カタパルトスープレックス

べイビーわるきゅーれのカタパルトスープレックスのレビュー・感想・評価

べイビーわるきゅーれ(2021年製作の映画)
4.6
ユルいバイオレンス作品を得意とする阪元裕吾監督が『ある用務員』でようやくちゃんと映画を撮りはじめ、その登場人物を再登場させて奇跡的に傑作になった作品です。

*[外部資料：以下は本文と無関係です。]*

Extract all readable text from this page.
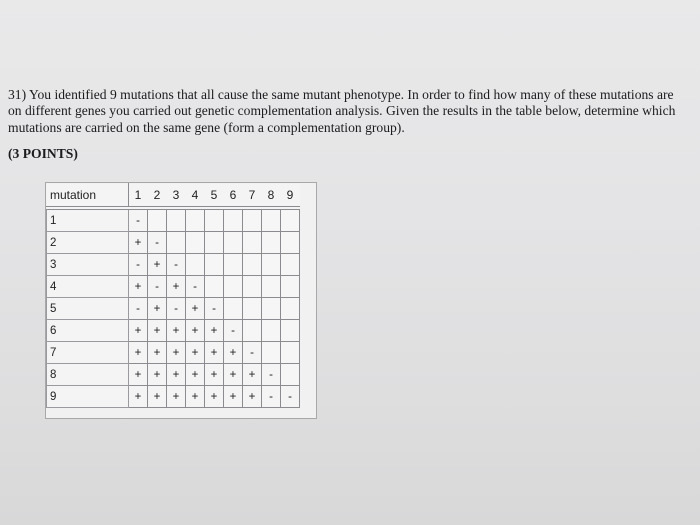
31) You identified 9 mutations that all cause the same mutant phenotype. In order to find how many of these mutations are on different genes you carried out genetic complementation analysis. Given the results in the table below, determine which mutations are carried on the same gene (form a complementation group).

(3 POINTS)
mutation	1	2	3	4	5	6	7	8	9

1	-								
2	+	-							
3	-	+	-						
4	+	-	+	-					
5	-	+	-	+	-				
6	+	+	+	+	+	-			
7	+	+	+	+	+	+	-		
8	+	+	+	+	+	+	+	-	
9	+	+	+	+	+	+	+	-	-
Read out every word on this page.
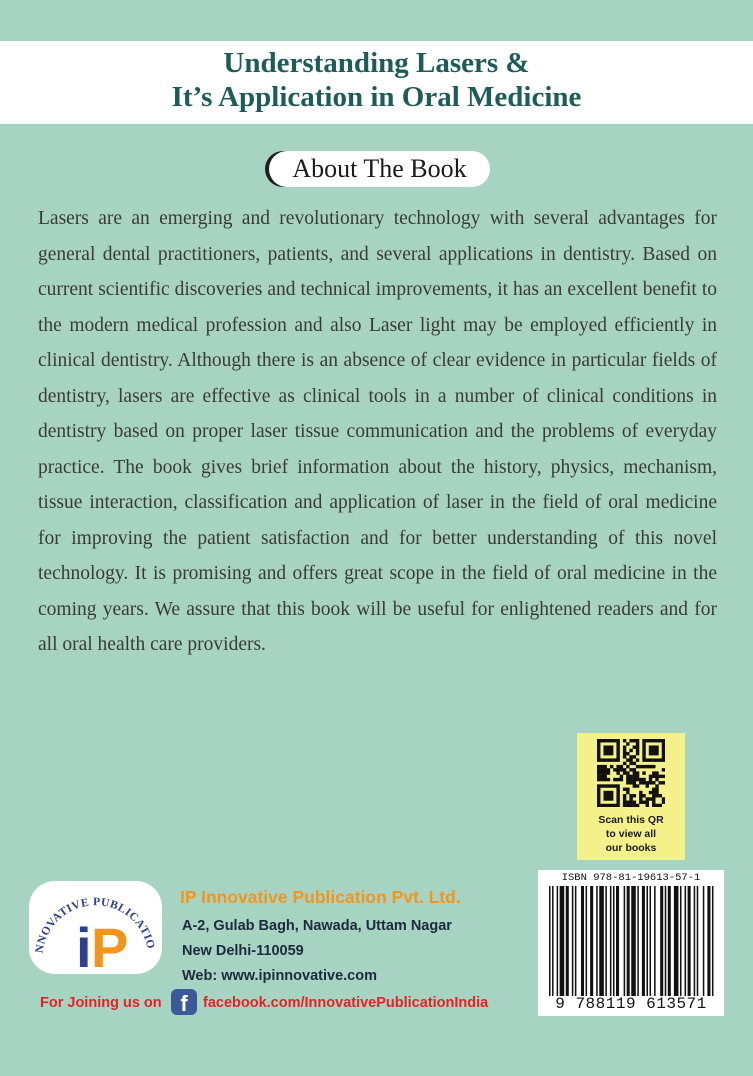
Understanding Lasers &
It’s Application in Oral Medicine
About The Book

Lasers are an emerging and revolutionary technology with several advantages for general dental practitioners, patients, and several applications in dentistry. Based on current scientific discoveries and technical improvements, it has an excellent benefit to the modern medical profession and also Laser light may be employed efficiently in clinical dentistry. Although there is an absence of clear evidence in particular fields of dentistry, lasers are effective as clinical tools in a number of clinical conditions in dentistry based on proper laser tissue communication and the problems of everyday practice. The book gives brief information about the history, physics, mechanism, tissue interaction, classification and application of laser in the field of oral medicine for improving the patient satisfaction and for better understanding of this novel technology. It is promising and offers great scope in the field of oral medicine in the coming years. We assure that this book will be useful for enlightened readers and for all oral health care providers.

Scan this QR
to view all
our books
NNOVATIVE PUBLICATIO
i P
IP Innovative Publication Pvt. Ltd.
A-2, Gulab Bagh, Nawada, Uttam Nagar
New Delhi-110059
Web: www.ipinnovative.com
For Joining us on f	facebook.com/InnovativePublicationIndia
ISBN 978-81-19613-57-1
9 788119 613571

これは髙石あかりと伊澤彩織あっての作品ですね。阪元裕吾監督はあまりキャラクター造形が上手い監督ではありません。勢いだけでガーっとやってしまうため、役者が「一山幾ら」の特徴付けしかできない。ヤクザとか半グレとか、サイコパスとか。ダルそうな強キャラとか。しかし、本作の主人公であるJK殺し屋二人ははっきりとキャラクター造形ができている。お得意の「ダルそうな強キャラ」なのですが、阪元テンプレからはみ出している。それは髙石あかりと伊澤彩織の役者としての個性であって、阪元裕吾監督の演出の要素は少ないんじゃないかと思います。

相変わらずテーマも薄いし、ストーリーもヤクザ対殺し屋といういつもの対立構造。何が素晴らしいって(くどいようですが)髙石あかりと伊澤彩織です。『ある用務員』の後に本作を作りたくなる気持ちはよくわかるし、続編を作りたくなる気持ちもよくわかります。